In the arithmetic device according to the present disclosure, the processor may determine a largest exponent in the plurality of numerical values as the common exponent.
In the arithmetic device according to the present disclosure, in a case where the four arithmetic operations are performed between the plurality of numerical values and one or more other numerical values consisting of floating-point numbers expressed by signs, exponents, and mantissas,
-
- the processor may perform the four arithmetic operations between the determined exponent and the exponents of other numerical values and between the determined mantissa and the mantissas of other numerical values.

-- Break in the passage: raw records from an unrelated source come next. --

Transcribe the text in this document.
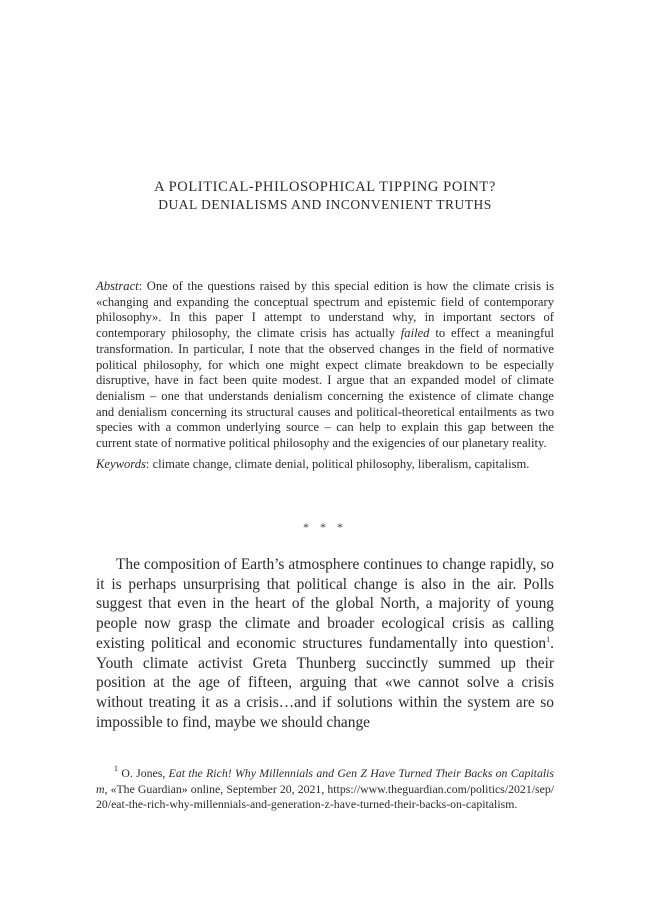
A POLITICAL-PHILOSOPHICAL TIPPING POINT?
DUAL DENIALISMS AND INCONVENIENT TRUTHS

Abstract: One of the questions raised by this special edition is how the climate crisis is «changing and expanding the conceptual spectrum and epistemic field of contemporary philosophy». In this paper I attempt to understand why, in important sectors of contemporary philosophy, the climate crisis has actually failed to effect a meaningful transformation. In particular, I note that the observed changes in the field of normative political philosophy, for which one might expect climate breakdown to be especially disruptive, have in fact been quite modest. I argue that an expanded model of climate denialism – one that understands denialism concerning the existence of climate change and denialism concerning its structural causes and political-theoretical entailments as two species with a common underlying source – can help to explain this gap between the current state of normative political philosophy and the exigencies of our planetary reality.

Keywords: climate change, climate denial, political philosophy, liberalism, capitalism.

* * *

The composition of Earth’s atmosphere continues to change rapidly, so it is perhaps unsurprising that political change is also in the air. Polls suggest that even in the heart of the global North, a majority of young people now grasp the climate and broader ecological crisis as calling existing political and economic structures fundamentally into question$^1$. Youth climate activist Greta Thunberg succinctly summed up their position at the age of fifteen, arguing that «we cannot solve a crisis without treating it as a crisis…and if solutions within the system are so impossible to find, maybe we should change

$^1$ O. Jones, Eat the Rich! Why Millennials and Gen Z Have Turned Their Backs on Capitalism, «The Guardian» online, September 20, 2021, https://www.theguardian.com/politics/2021/sep/20/eat-the-rich-why-millennials-and-generation-z-have-turned-their-backs-on-capitalism.
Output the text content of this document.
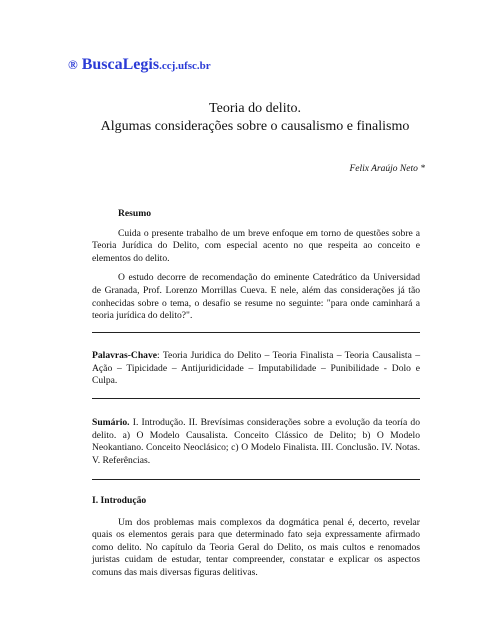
® BuscaLegis.ccj.ufsc.br
Teoria do delito.
Algumas considerações sobre o causalismo e finalismo
Felix Araújo Neto *
Resumo

Cuida o presente trabalho de um breve enfoque em torno de questões sobre a Teoria Jurídica do Delito, com especial acento no que respeita ao conceito e elementos do delito.

O estudo decorre de recomendação do eminente Catedrático da Universidad de Granada, Prof. Lorenzo Morrillas Cueva. E nele, além das considerações já tão conhecidas sobre o tema, o desafio se resume no seguinte: "para onde caminhará a teoria jurídica do delito?".

Palavras-Chave: Teoria Juridica do Delito – Teoria Finalista – Teoria Causalista – Ação – Tipicidade – Antijuridicidade – Imputabilidade – Punibilidade - Dolo e Culpa.
Sumário. I. Introdução. II. Brevísimas considerações sobre a evolução da teoría do delito. a) O Modelo Causalista. Conceito Clássico de Delito; b) O Modelo Neokantiano. Conceito Neoclásico; c) O Modelo Finalista. III. Conclusão. IV. Notas. V. Referências.
I. Introdução

Um dos problemas mais complexos da dogmática penal é, decerto, revelar quais os elementos gerais para que determinado fato seja expressamente afirmado como delito. No capítulo da Teoria Geral do Delito, os mais cultos e renomados juristas cuidam de estudar, tentar compreender, constatar e explicar os aspectos comuns das mais diversas figuras delitivas.
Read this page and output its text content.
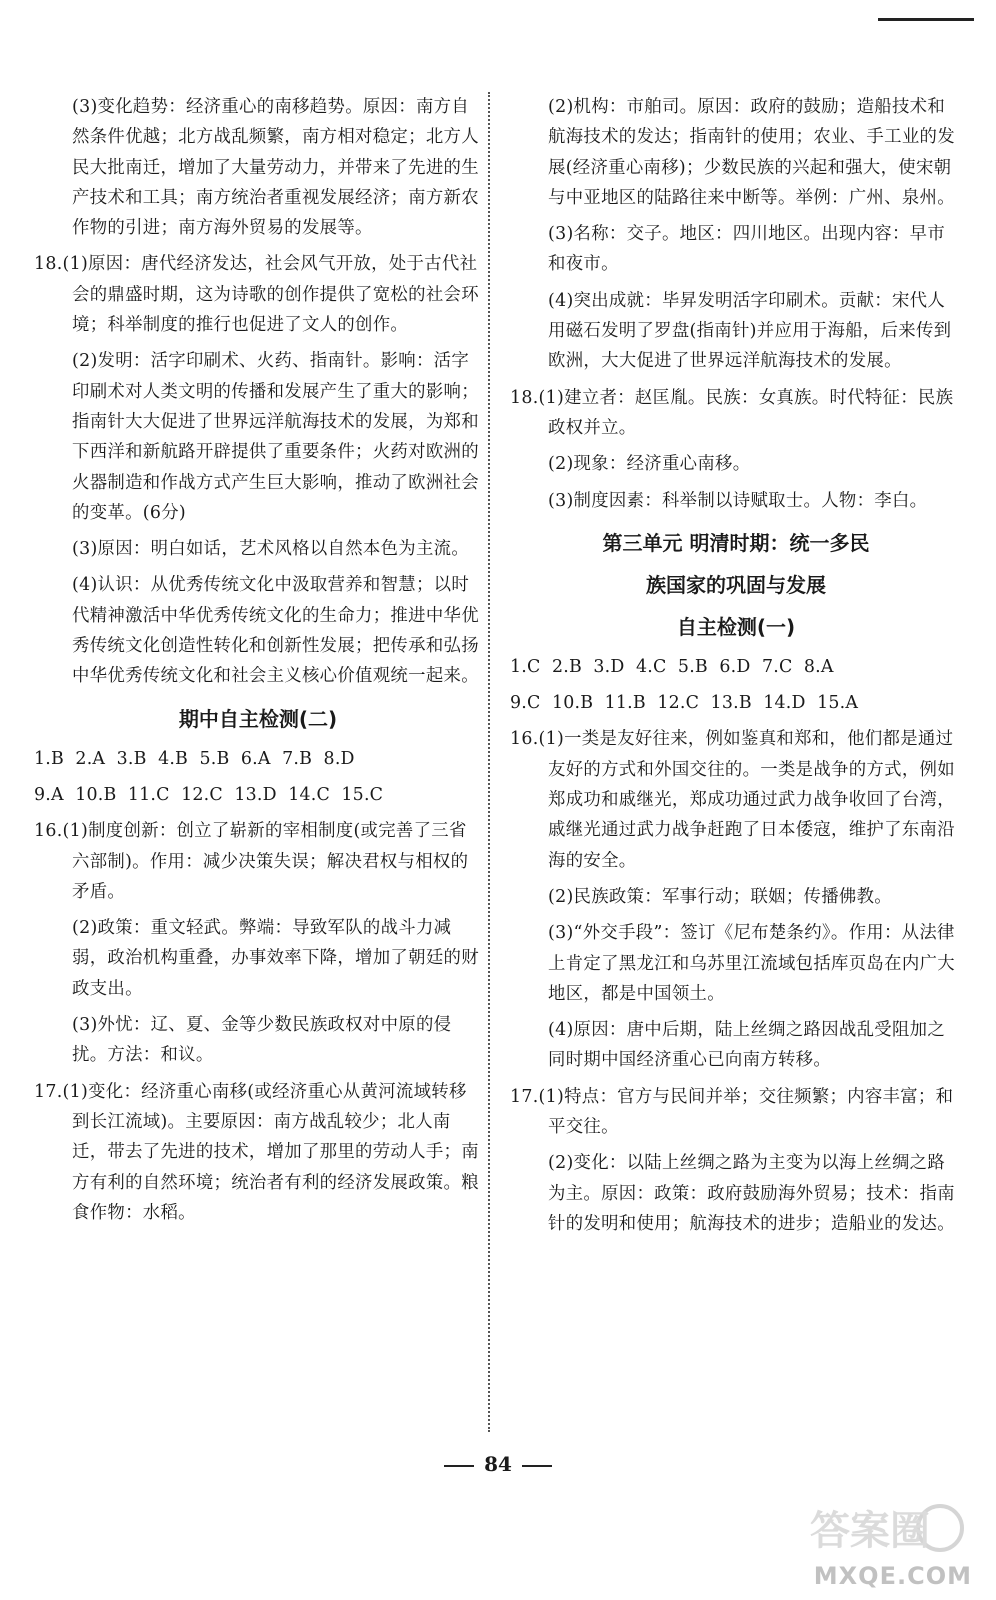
(3)变化趋势：经济重心的南移趋势。原因：南方自然条件优越；北方战乱频繁，南方相对稳定；北方人民大批南迁，增加了大量劳动力，并带来了先进的生产技术和工具；南方统治者重视发展经济；南方新农作物的引进；南方海外贸易的发展等。
18.(1)原因：唐代经济发达，社会风气开放，处于古代社会的鼎盛时期，这为诗歌的创作提供了宽松的社会环境；科举制度的推行也促进了文人的创作。
(2)发明：活字印刷术、火药、指南针。影响：活字印刷术对人类文明的传播和发展产生了重大的影响；指南针大大促进了世界远洋航海技术的发展，为郑和下西洋和新航路开辟提供了重要条件；火药对欧洲的火器制造和作战方式产生巨大影响，推动了欧洲社会的变革。(6分)
(3)原因：明白如话，艺术风格以自然本色为主流。
(4)认识：从优秀传统文化中汲取营养和智慧；以时代精神激活中华优秀传统文化的生命力；推进中华优秀传统文化创造性转化和创新性发展；把传承和弘扬中华优秀传统文化和社会主义核心价值观统一起来。
期中自主检测(二)
1.B  2.A  3.B  4.B  5.B  6.A  7.B  8.D
9.A  10.B  11.C  12.C  13.D  14.C  15.C
16.(1)制度创新：创立了崭新的宰相制度(或完善了三省六部制)。作用：减少决策失误；解决君权与相权的矛盾。
(2)政策：重文轻武。弊端：导致军队的战斗力减弱，政治机构重叠，办事效率下降，增加了朝廷的财政支出。
(3)外忧：辽、夏、金等少数民族政权对中原的侵扰。方法：和议。
17.(1)变化：经济重心南移(或经济重心从黄河流域转移到长江流域)。主要原因：南方战乱较少；北人南迁，带去了先进的技术，增加了那里的劳动人手；南方有利的自然环境；统治者有利的经济发展政策。粮食作物：水稻。
(2)机构：市舶司。原因：政府的鼓励；造船技术和航海技术的发达；指南针的使用；农业、手工业的发展(经济重心南移)；少数民族的兴起和强大，使宋朝与中亚地区的陆路往来中断等。举例：广州、泉州。
(3)名称：交子。地区：四川地区。出现内容：早市和夜市。
(4)突出成就：毕昇发明活字印刷术。贡献：宋代人用磁石发明了罗盘(指南针)并应用于海船，后来传到欧洲，大大促进了世界远洋航海技术的发展。
18.(1)建立者：赵匡胤。民族：女真族。时代特征：民族政权并立。
(2)现象：经济重心南移。
(3)制度因素：科举制以诗赋取士。人物：李白。
第三单元 明清时期：统一多民
族国家的巩固与发展
自主检测(一)
1.C  2.B  3.D  4.C  5.B  6.D  7.C  8.A
9.C  10.B  11.B  12.C  13.B  14.D  15.A
16.(1)一类是友好往来，例如鉴真和郑和，他们都是通过友好的方式和外国交往的。一类是战争的方式，例如郑成功和戚继光，郑成功通过武力战争收回了台湾，戚继光通过武力战争赶跑了日本倭寇，维护了东南沿海的安全。
(2)民族政策：军事行动；联姻；传播佛教。
(3)“外交手段”：签订《尼布楚条约》。作用：从法律上肯定了黑龙江和乌苏里江流域包括库页岛在内广大地区，都是中国领土。
(4)原因：唐中后期，陆上丝绸之路因战乱受阻加之同时期中国经济重心已向南方转移。
17.(1)特点：官方与民间并举；交往频繁；内容丰富；和平交往。
(2)变化：以陆上丝绸之路为主变为以海上丝绸之路为主。原因：政策：政府鼓励海外贸易；技术：指南针的发明和使用；航海技术的进步；造船业的发达。
84
答案圈
MXQE.COM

In the arithmetic device according to the present disclosure, the plurality of numerical values may be input values input to one or more processing layers configuring a neural network.
The one or more other numerical values may be coefficients applied to the input value in the processing layer.
In this case, the input value may be an image input to the processing layer of the neural network or a feature map processed by a processing layer in a previous stage of the processing layer, and
-
- the coefficient may be a weighting coefficient of a kernel that convolves the image or the feature map in the processing layer.
In the arithmetic device according to the present disclosure, the processor may determine a common exponent for at least one of the input value or the coefficient in each of one or more processing layers as an exponent set in advance.
In the arithmetic device according to the present disclosure, the processor may perform the four arithmetic operations using a plurality of upper bits set in advance in the mantissa.
In the arithmetic device according to the present disclosure, the plurality of numerical values may be 32-bit floating-point numbers, and each of the plurality of numerical values may include a 1-bit sign, an 8-bit exponent, and a 23-bit mantissa.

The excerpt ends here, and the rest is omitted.